EL RODABALLO SIN NOMBRE 

Un pececillo del mar se encontraba muy solo entre tanta bestia sin control. No tenía ni nombre. Lo llamaban rodaballo, pero rodaballos había muchos, así que a él ese nombre no le decía nada. El rodaballo sin nombre nadaba porque no sabía hacer otra cosa, aunque tampoco tenía muchas ganas, pues no sabía ni a dónde se dirigía ni para qué. Pero quedarse quieto no era una opción, porque en el fondo del mar, parado, encontraría a muchos enemigos que se lo querrían comer. Así que movía las aletas y observaba a su alrededor todo lo que pasaba, que aunque parecía mucho no era tanto. Sí, es cierto que siempre había cosas que lo distraían. De vez en cuando un par de cangrejos discutían, algún atún se comía un pez de su propio tamaño, o aparecía alguna enorme ballena. Pero esencialmente, nada de lo que pasaba era inesperado.
Cierto es también que no estaba del todo solo. De vez en cuando se cruzaba con algunos animales de su especie, a los que saludaba fugazmente, y a veces incluso, se quedaba un rato con ellos compartiendo alguna tarde de cacería. Comían alguna almeja y después, cada uno seguía su camino.

Un día, el rodaballo en cuestión decidió salir de su zona habitual de nado, dirigiéndose hacia aguas más frías. No supo muy bien porqué, quizá fuera por aburrimiento, quizá por espíritu aventurero, quizá por inconsciencia. Salió temprano, y hacia media mañana ya empezaba a arrepentirse de haberse marchado. A su alrededor aparecían grutas profundas y rocas oscuras, metros y metros sin peces, cuando de repente se topó con unas enormes medusas, que no había visto nunca. Les preguntó de donde venían pero no contestaron. Él siguió hacia adelante.
Sintiéndose cada vez más tranquilo, entendió que ya no volvería a su casa, más que nada porque no estaba dispuesto a pasar otra vez por aquella zona tétrica e inquietante. Apareció ya de noche en una playa, guiado por las corrientes cálidas que allí lo transportaron. Nuevos peces, de colores, encontró. Y allí decidió quedarse.

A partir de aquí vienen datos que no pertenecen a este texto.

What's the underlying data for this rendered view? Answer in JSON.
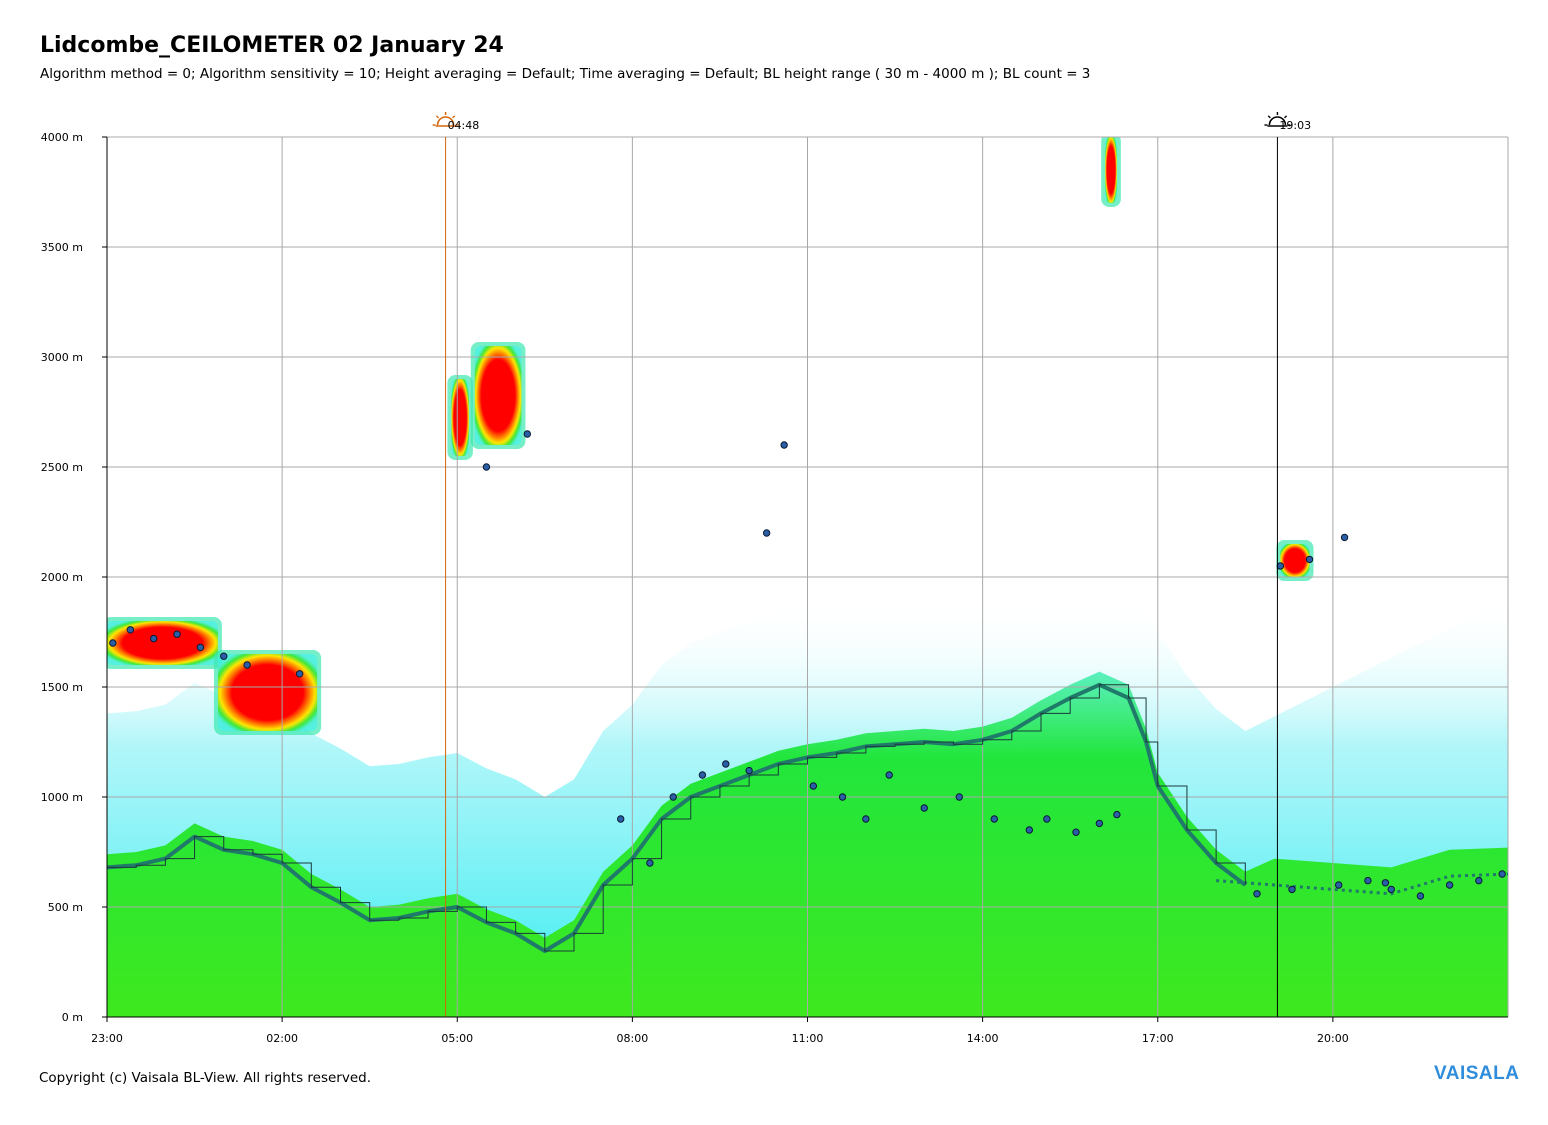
{
  "header": {
    "title": "Lidcombe_CEILOMETER 02 January 24",
    "subtitle": "Algorithm method = 0; Algorithm sensitivity = 10; Height averaging = Default; Time averaging = Default; BL height range ( 30 m - 4000 m ); BL count = 3"
  },
  "footer": {
    "copyright": "Copyright (c) Vaisala BL-View. All rights reserved.",
    "brand": "VAISALA"
  },
  "chart_data": {
    "type": "heatmap",
    "title": "Lidcombe_CEILOMETER 02 January 24",
    "xlabel": "",
    "ylabel": "",
    "x_range_hours": [
      23,
      47
    ],
    "ylim": [
      0,
      4000
    ],
    "y_ticks": [
      0,
      500,
      1000,
      1500,
      2000,
      2500,
      3000,
      3500,
      4000
    ],
    "y_tick_labels": [
      "0 m",
      "500 m",
      "1000 m",
      "1500 m",
      "2000 m",
      "2500 m",
      "3000 m",
      "3500 m",
      "4000 m"
    ],
    "x_ticks": [
      23,
      26,
      29,
      32,
      35,
      38,
      41,
      44
    ],
    "x_tick_labels": [
      "23:00",
      "02:00",
      "05:00",
      "08:00",
      "11:00",
      "14:00",
      "17:00",
      "20:00"
    ],
    "grid": true,
    "markers": [
      {
        "name": "sunrise",
        "time": "04:48",
        "hour": 28.8,
        "color": "#d4660a",
        "icon": "sunrise-icon"
      },
      {
        "name": "sunset",
        "time": "19:03",
        "hour": 43.05,
        "color": "#000000",
        "icon": "sunset-icon"
      }
    ],
    "colors": {
      "background_low": "#22e63c",
      "aerosol_mid": "#38f0f0",
      "cloud_strong": "#ff0000",
      "bl_height": "#1f7a6a",
      "cloud_base_points": "#2a5fa8",
      "cloud_top": "#a0a0a0"
    },
    "bl_height_m": {
      "hours": [
        23,
        23.5,
        24,
        24.5,
        25,
        25.5,
        26,
        26.5,
        27,
        27.5,
        28,
        28.5,
        29,
        29.5,
        30,
        30.5,
        31,
        31.5,
        32,
        32.5,
        33,
        33.5,
        34,
        34.5,
        35,
        35.5,
        36,
        36.5,
        37,
        37.5,
        38,
        38.5,
        39,
        39.5,
        40,
        40.5,
        40.8,
        41,
        41.5,
        42,
        42.5
      ],
      "values": [
        680,
        690,
        720,
        820,
        760,
        740,
        700,
        590,
        520,
        440,
        450,
        480,
        500,
        430,
        380,
        300,
        380,
        600,
        720,
        900,
        1000,
        1050,
        1100,
        1150,
        1180,
        1200,
        1230,
        1240,
        1250,
        1240,
        1260,
        1300,
        1380,
        1450,
        1510,
        1450,
        1250,
        1050,
        850,
        700,
        600
      ]
    },
    "bl_height_m_evening": {
      "hours": [
        42,
        43,
        44,
        45,
        46,
        47
      ],
      "values": [
        620,
        600,
        580,
        560,
        640,
        650
      ]
    },
    "cloud_base_m": {
      "hours": [
        23.1,
        23.4,
        23.8,
        24.2,
        24.6,
        25,
        25.4,
        26.3,
        29.5,
        30.2,
        31.8,
        32.3,
        32.7,
        33.2,
        33.6,
        34,
        34.3,
        34.6,
        35.1,
        35.6,
        36,
        36.4,
        37,
        37.6,
        38.2,
        38.8,
        39.1,
        39.6,
        40,
        40.3,
        43.1,
        43.6,
        44.1,
        44.6,
        45,
        45.5,
        46,
        46.5,
        46.9,
        42.7,
        43.3,
        44.2,
        44.9
      ],
      "values": [
        1700,
        1760,
        1720,
        1740,
        1680,
        1640,
        1600,
        1560,
        2500,
        2650,
        900,
        700,
        1000,
        1100,
        1150,
        1120,
        2200,
        2600,
        1050,
        1000,
        900,
        1100,
        950,
        1000,
        900,
        850,
        900,
        840,
        880,
        920,
        2050,
        2080,
        600,
        620,
        580,
        550,
        600,
        620,
        650,
        560,
        580,
        2180,
        610
      ]
    },
    "strong_cloud_layers": [
      {
        "t0": 23.0,
        "t1": 24.9,
        "base": 1600,
        "top": 1800
      },
      {
        "t0": 24.9,
        "t1": 26.6,
        "base": 1300,
        "top": 1650
      },
      {
        "t0": 28.9,
        "t1": 29.2,
        "base": 2550,
        "top": 2900
      },
      {
        "t0": 29.3,
        "t1": 30.1,
        "base": 2600,
        "top": 3050
      },
      {
        "t0": 40.1,
        "t1": 40.3,
        "base": 3700,
        "top": 4000
      },
      {
        "t0": 43.1,
        "t1": 43.6,
        "base": 2000,
        "top": 2150
      }
    ]
  }
}
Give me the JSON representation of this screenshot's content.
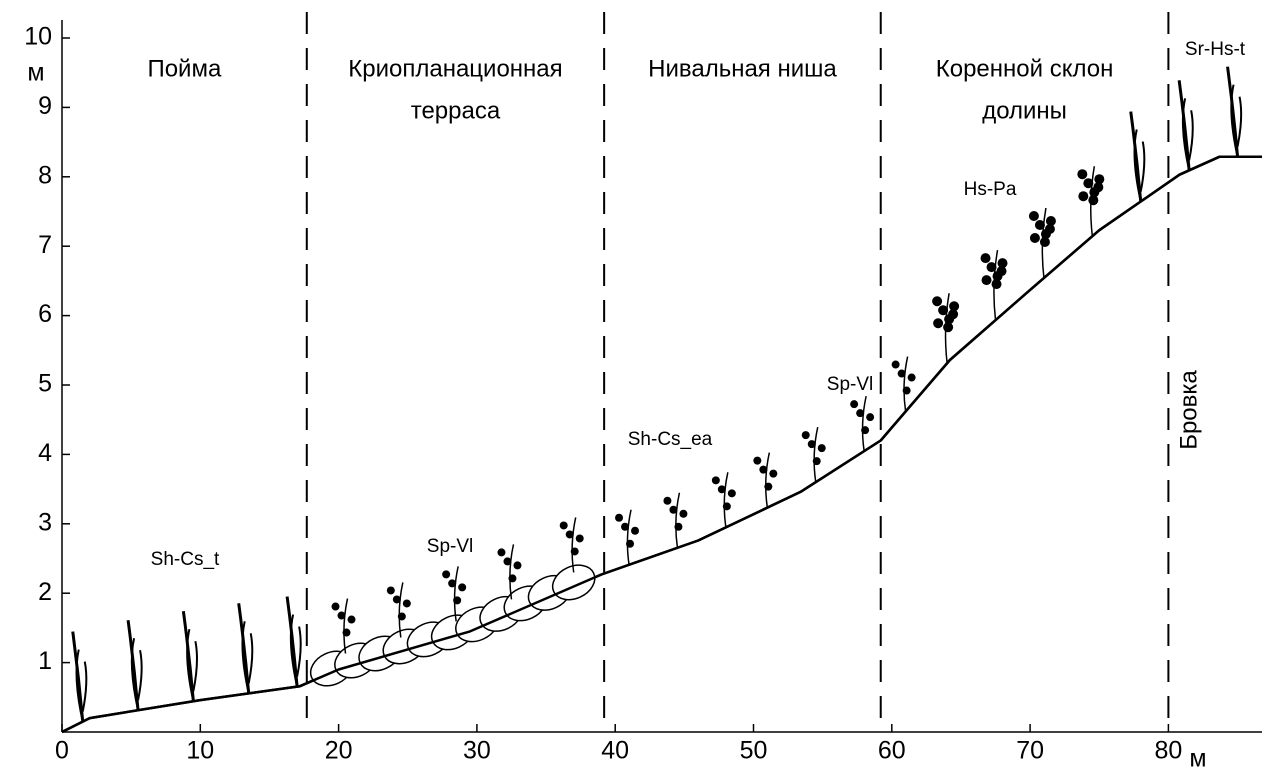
{
  "chart_data": {
    "type": "line",
    "x": [
      0,
      2,
      10,
      17.2,
      20,
      29.5,
      39,
      46,
      53.4,
      59.2,
      64.2,
      70,
      75,
      80.8,
      83.7,
      86.8
    ],
    "values": [
      0,
      0.2,
      0.46,
      0.66,
      0.9,
      1.45,
      2.27,
      2.76,
      3.46,
      4.2,
      5.36,
      6.37,
      7.23,
      8.03,
      8.29,
      8.29
    ],
    "color": "#000000",
    "xlim": [
      0,
      86.8
    ],
    "ylim": [
      0,
      10.5
    ],
    "xticks": [
      0,
      10,
      20,
      30,
      40,
      50,
      60,
      70,
      80
    ],
    "yticks": [
      1,
      2,
      3,
      4,
      5,
      6,
      7,
      8,
      9,
      10
    ],
    "xlabel": "м",
    "ylabel": "м",
    "boundaries": [
      17.7,
      39.2,
      59.2,
      80
    ],
    "zones": [
      [
        "Пойма"
      ],
      [
        "Криопланационная",
        "терраса"
      ],
      [
        "Нивальная ниша"
      ],
      [
        "Коренной склон",
        "долины"
      ]
    ],
    "annotations": [
      "Sh-Cs_t",
      "Sp-Vl",
      "Sh-Cs_ea",
      "Sp-Vl",
      "Hs-Pa",
      "Sr-Hs-t",
      "Бровка"
    ]
  }
}
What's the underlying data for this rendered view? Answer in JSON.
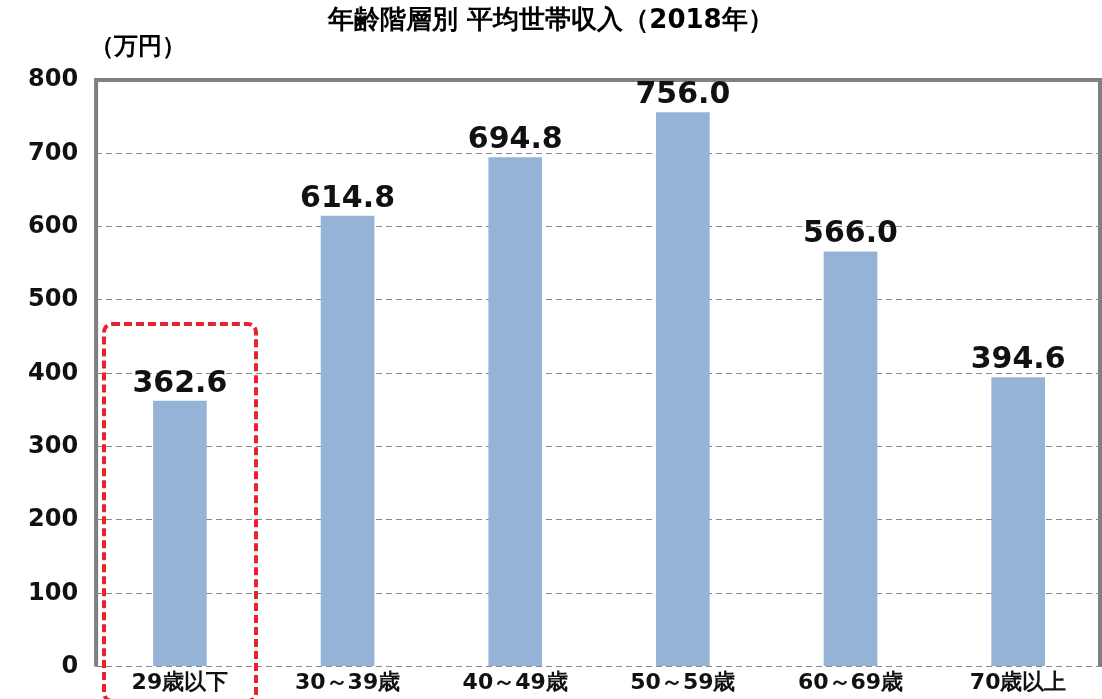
{
  "chart_data": {
    "type": "bar",
    "title": "年齢階層別 平均世帯収入（2018年）",
    "ylabel": "（万円）",
    "categories": [
      "29歳以下",
      "30～39歳",
      "40～49歳",
      "50～59歳",
      "60～69歳",
      "70歳以上"
    ],
    "values": [
      362.6,
      614.8,
      694.8,
      756.0,
      566.0,
      394.6
    ],
    "color": "#95b3d7",
    "ylim": [
      0,
      800
    ],
    "yticks": [
      0,
      100,
      200,
      300,
      400,
      500,
      600,
      700,
      800
    ],
    "grid": "y",
    "line_style": "dashed",
    "data_labels": true,
    "value_labels": [
      "362.6",
      "614.8",
      "694.8",
      "756.0",
      "566.0",
      "394.6"
    ],
    "legend": false
  }
}
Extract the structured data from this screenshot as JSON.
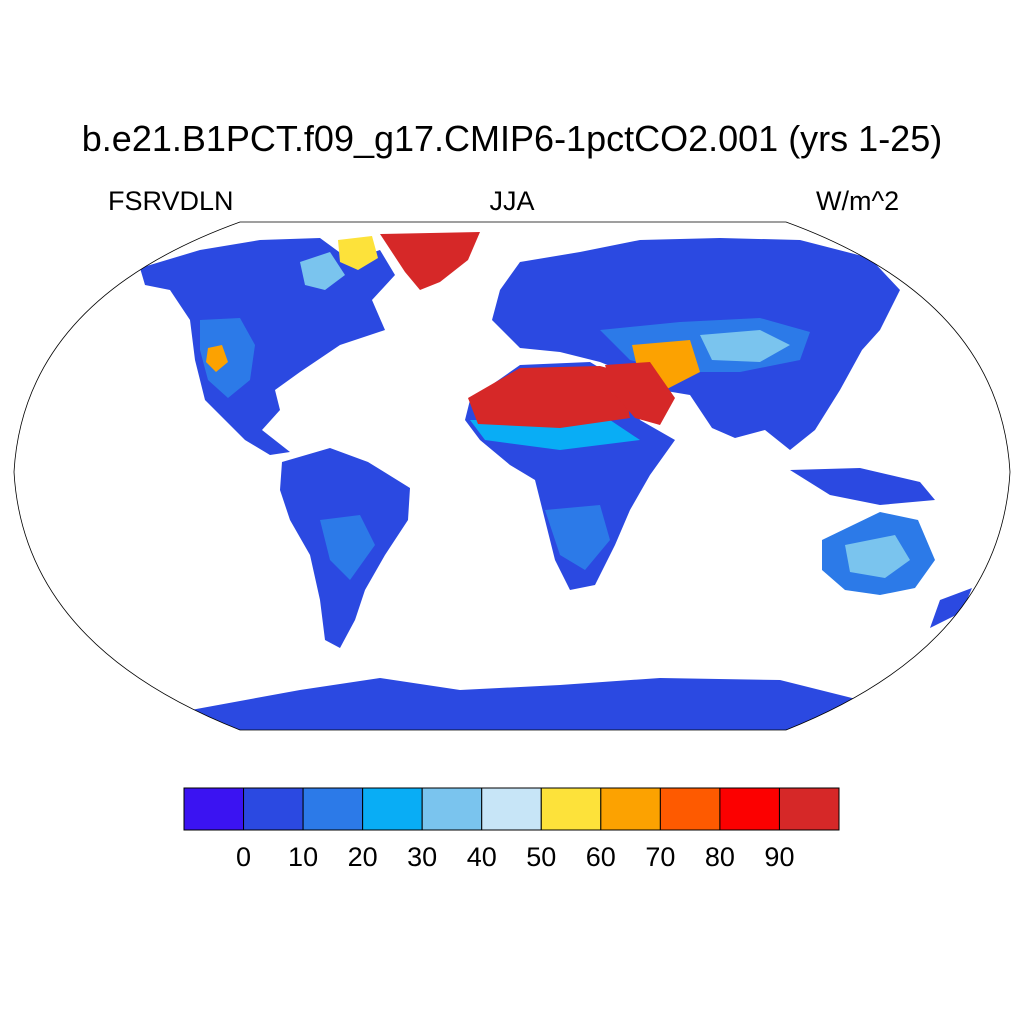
{
  "title": "b.e21.B1PCT.f09_g17.CMIP6-1pctCO2.001 (yrs 1-25)",
  "left_string": "FSRVDLN",
  "center_string": "JJA",
  "right_string": "W/m^2",
  "projection": "Robinson",
  "colorbar": {
    "colors": [
      "#3b13f2",
      "#2b49e1",
      "#2c7ae8",
      "#09adf5",
      "#7ac4ee",
      "#c7e5f7",
      "#fde23a",
      "#fca201",
      "#fe5a00",
      "#fc0000",
      "#d62828"
    ],
    "labels": [
      "0",
      "10",
      "20",
      "30",
      "40",
      "50",
      "60",
      "70",
      "80",
      "90"
    ]
  },
  "land_palette": {
    "continent": "#2b49e1",
    "moderate": "#2c7ae8",
    "light": "#09adf5",
    "bright": "#7ac4ee",
    "hot_yellow": "#fde23a",
    "hot_orange": "#fca201",
    "desert_red": "#d62828",
    "ice": "#d62828"
  }
}
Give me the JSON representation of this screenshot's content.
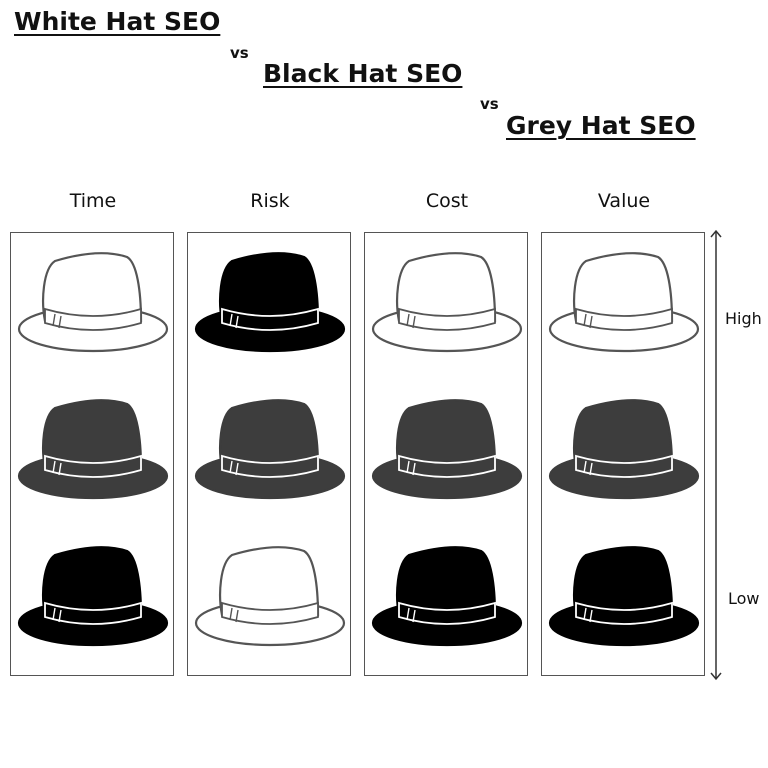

Al cabo de las semanas, el rodaballo seguía sintiéndose igual de solo. Allí él era tan raro como lo era en su lugar de origen, pero al menos, al haber hecho algo por cambiar su situación, se sentía liberado.
Entendiendo que su vida llegaba a su fin, decidió dedicarse a la pintura, pues no era buen cantante ni escritor, pero no se le daba mal lo de juntar colores. Y a partir de entonces, y hasta su muerte, pudo observarse en una playa cualquiera, a un pececillo dando vueltas extrañas para agitar el agua, removiendo la tierra, volteando conchas que encontraba a su paso, produciendo así lienzos marinos efímeros de azules, marrones y rayas de múltiples colores que intermitentemente modificaban el fondo marino, para poco después dejarlo en calma.